Multiple Myeloma Relapse Criteria
According to the International Myeloma Working Group, multiple myeloma relapse is defined by specific criteria including progressive disease, clinical relapse, relapse from complete response, and relapse from minimal residual disease negative state. 1
Progressive Disease Criteria
- Progressive disease requires an increase of ≥25% from lowest confirmed response value in one or more of the following:
- Serum M-protein with absolute increase ≥0.5 g/dL
- Serum M-protein increase ≥1 g/dL if lowest M component was ≥5 g/dL
- Urine M-protein with absolute increase ≥200 mg/24h
- Difference between involved and uninvolved free light chain levels with absolute increase >10 mg/dL 1
- Alternatively, progressive disease can be diagnosed by the appearance of new lesion(s) or ≥50% increase from nadir in sum of products of diameters of more than one lesion 1
Clinical Relapse Criteria
- Clinical relapse requires one or more of the following:
- Direct indicators of increasing disease and/or end-organ dysfunction (CRAB features)
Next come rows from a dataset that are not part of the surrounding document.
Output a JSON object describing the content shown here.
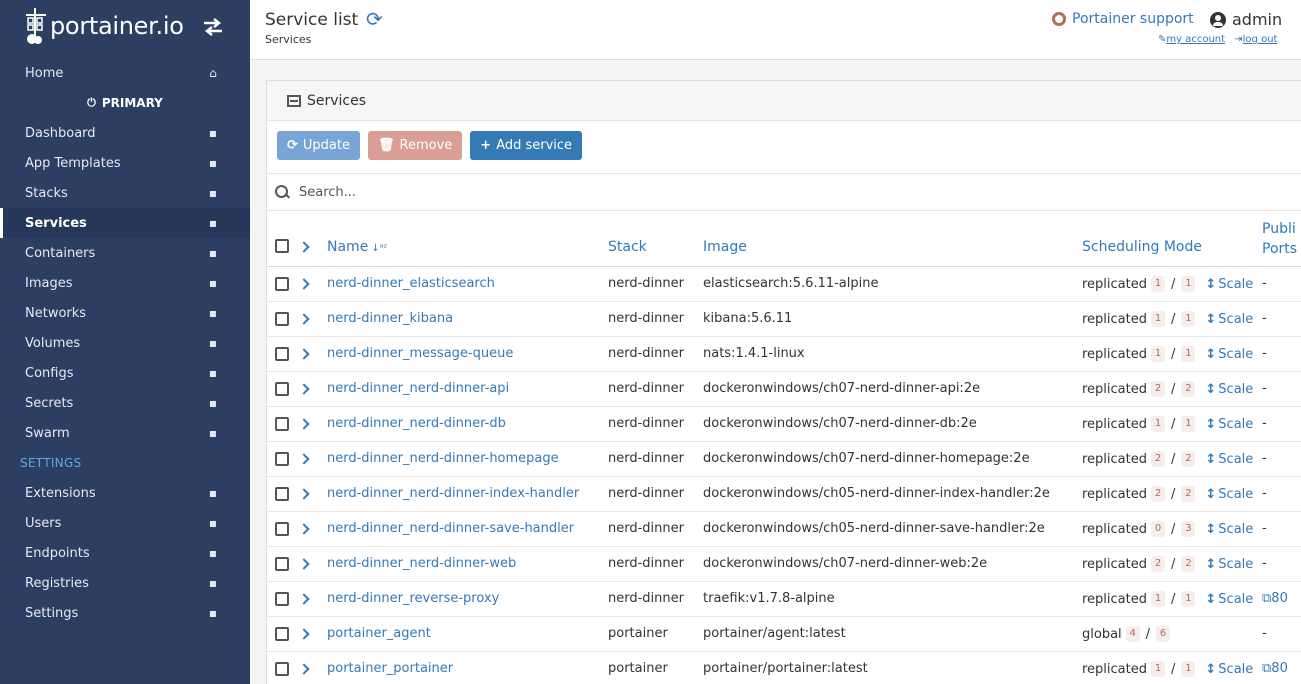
{
  "brand": {
    "name": "portainer.io"
  },
  "sidebar": {
    "home": "Home",
    "endpoint": "PRIMARY",
    "items": [
      {
        "label": "Dashboard",
        "icon": "tachometer-icon"
      },
      {
        "label": "App Templates",
        "icon": "rocket-icon"
      },
      {
        "label": "Stacks",
        "icon": "list-icon"
      },
      {
        "label": "Services",
        "icon": "list-alt-icon",
        "active": true
      },
      {
        "label": "Containers",
        "icon": "server-icon"
      },
      {
        "label": "Images",
        "icon": "clone-icon"
      },
      {
        "label": "Networks",
        "icon": "sitemap-icon"
      },
      {
        "label": "Volumes",
        "icon": "cubes-icon"
      },
      {
        "label": "Configs",
        "icon": "file-code-icon"
      },
      {
        "label": "Secrets",
        "icon": "user-secret-icon"
      },
      {
        "label": "Swarm",
        "icon": "object-group-icon"
      }
    ],
    "settings_title": "SETTINGS",
    "settings_items": [
      {
        "label": "Extensions",
        "icon": "bolt-icon"
      },
      {
        "label": "Users",
        "icon": "users-icon"
      },
      {
        "label": "Endpoints",
        "icon": "plug-icon"
      },
      {
        "label": "Registries",
        "icon": "database-icon"
      },
      {
        "label": "Settings",
        "icon": "cogs-icon"
      }
    ]
  },
  "header": {
    "title": "Service list",
    "breadcrumb": "Services",
    "support": "Portainer support",
    "user": "admin",
    "my_account": "my account",
    "log_out": "log out"
  },
  "panel": {
    "title": "Services",
    "update": "Update",
    "remove": "Remove",
    "add": "Add service",
    "search_placeholder": "Search..."
  },
  "table": {
    "columns": {
      "name": "Name",
      "stack": "Stack",
      "image": "Image",
      "sched": "Scheduling Mode",
      "ports": "Publi Ports"
    },
    "scale_label": "Scale",
    "rows": [
      {
        "name": "nerd-dinner_elasticsearch",
        "stack": "nerd-dinner",
        "image": "elasticsearch:5.6.11-alpine",
        "mode": "replicated",
        "running": "1",
        "total": "1",
        "scale": true,
        "ports": "-"
      },
      {
        "name": "nerd-dinner_kibana",
        "stack": "nerd-dinner",
        "image": "kibana:5.6.11",
        "mode": "replicated",
        "running": "1",
        "total": "1",
        "scale": true,
        "ports": "-"
      },
      {
        "name": "nerd-dinner_message-queue",
        "stack": "nerd-dinner",
        "image": "nats:1.4.1-linux",
        "mode": "replicated",
        "running": "1",
        "total": "1",
        "scale": true,
        "ports": "-"
      },
      {
        "name": "nerd-dinner_nerd-dinner-api",
        "stack": "nerd-dinner",
        "image": "dockeronwindows/ch07-nerd-dinner-api:2e",
        "mode": "replicated",
        "running": "2",
        "total": "2",
        "scale": true,
        "ports": "-"
      },
      {
        "name": "nerd-dinner_nerd-dinner-db",
        "stack": "nerd-dinner",
        "image": "dockeronwindows/ch07-nerd-dinner-db:2e",
        "mode": "replicated",
        "running": "1",
        "total": "1",
        "scale": true,
        "ports": "-"
      },
      {
        "name": "nerd-dinner_nerd-dinner-homepage",
        "stack": "nerd-dinner",
        "image": "dockeronwindows/ch07-nerd-dinner-homepage:2e",
        "mode": "replicated",
        "running": "2",
        "total": "2",
        "scale": true,
        "ports": "-"
      },
      {
        "name": "nerd-dinner_nerd-dinner-index-handler",
        "stack": "nerd-dinner",
        "image": "dockeronwindows/ch05-nerd-dinner-index-handler:2e",
        "mode": "replicated",
        "running": "2",
        "total": "2",
        "scale": true,
        "ports": "-"
      },
      {
        "name": "nerd-dinner_nerd-dinner-save-handler",
        "stack": "nerd-dinner",
        "image": "dockeronwindows/ch05-nerd-dinner-save-handler:2e",
        "mode": "replicated",
        "running": "0",
        "total": "3",
        "scale": true,
        "ports": "-"
      },
      {
        "name": "nerd-dinner_nerd-dinner-web",
        "stack": "nerd-dinner",
        "image": "dockeronwindows/ch07-nerd-dinner-web:2e",
        "mode": "replicated",
        "running": "2",
        "total": "2",
        "scale": true,
        "ports": "-"
      },
      {
        "name": "nerd-dinner_reverse-proxy",
        "stack": "nerd-dinner",
        "image": "traefik:v1.7.8-alpine",
        "mode": "replicated",
        "running": "1",
        "total": "1",
        "scale": true,
        "ports": "80",
        "port_link": true
      },
      {
        "name": "portainer_agent",
        "stack": "portainer",
        "image": "portainer/agent:latest",
        "mode": "global",
        "running": "4",
        "total": "6",
        "scale": false,
        "ports": "-"
      },
      {
        "name": "portainer_portainer",
        "stack": "portainer",
        "image": "portainer/portainer:latest",
        "mode": "replicated",
        "running": "1",
        "total": "1",
        "scale": true,
        "ports": "80",
        "port_link": true
      }
    ]
  },
  "colors": {
    "sidebar": "#2d3e63",
    "accent": "#337ab7",
    "badge": "#b36a5f"
  }
}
- Development of new soft tissue plasmacytomas or bone lesions
- Definite increase in existing plasmacytomas or bone lesions
- Hypercalcemia attributable to the plasma cell proliferative disorder
- Decrease in hemoglobin
- Rise in serum creatinine 1
Relapse from Complete Response
- Relapse from complete response requires any of the following:
- Reappearance of serum or urine M-protein by immunofixation or electrophoresis
- Development of ≥5% plasma cells in bone marrow
- Appearance of any other sign of progression (e.g., new plasmacytoma, lytic bone lesion, hypercalcemia) 1
Relapse from MRD Negative State
- Relapse from MRD negative state requires any of the following:
- Loss of MRD negative state
- Reappearance of serum or urine M-protein
- Development of ≥5% clonal plasma cells in bone marrow
- Appearance of any other sign of progression 1
Clinical Implications of Different Types of Relapse
- Biochemical progression (BP) is associated with better outcomes compared to clinical progression (CP) with end-organ damage 2
- Patients with BP have longer median time from second-line treatment to next treatment (17.0 vs 9.6 months) and longer overall survival from first relapse (59.4 vs 26.2 months) compared to those with CP 2
- Treatment should be initiated immediately for all clinically relapsed patients with symptoms due to myeloma, and for those with high-risk cytogenetics, extramedullary disease, early relapse after transplant or initial therapy, and/or evidence of rapid rise in myeloma markers 1
Monitoring Recommendations
- Regular monitoring with serum and urine immunofixation electrophoresis is necessary to detect early relapse 1
- Serum free light chain assays should be used consistently throughout monitoring to ensure accurate comparison of results 1
- Bone marrow examination should be performed when complete response is suspected or to evaluate for progression 1
- Imaging studies should be performed when clinically indicated to assess for new bone lesions 1
Treatment Considerations at Relapse
- Triplet therapy is generally recommended over doublet therapy at first relapse 1
- The choice of regimen should consider patient-, disease-, and treatment-related factors, including:
- Biochemical markers for progression
- Severity and dynamic of disease relapse
- Type and number of prior therapy lines
- Previous toxicities
- Underlying health status 3
Common Pitfalls in Diagnosing Relapse
- Relying solely on serum protein electrophoresis can miss up to 50% of cases with monoclonal proteins 4
- Neglecting urine studies can lead to missed diagnoses, as some patients may have negative serum but positive urine findings 4
- Failing to use the same serum free light chain assay throughout monitoring can lead to inconsistent results 1, 4
- Not distinguishing between biochemical progression and clinical relapse can lead to suboptimal treatment timing decisions 2
Remember that early detection of relapse through appropriate monitoring allows for timely intervention, which may improve outcomes, particularly in high-risk patients 1, 2.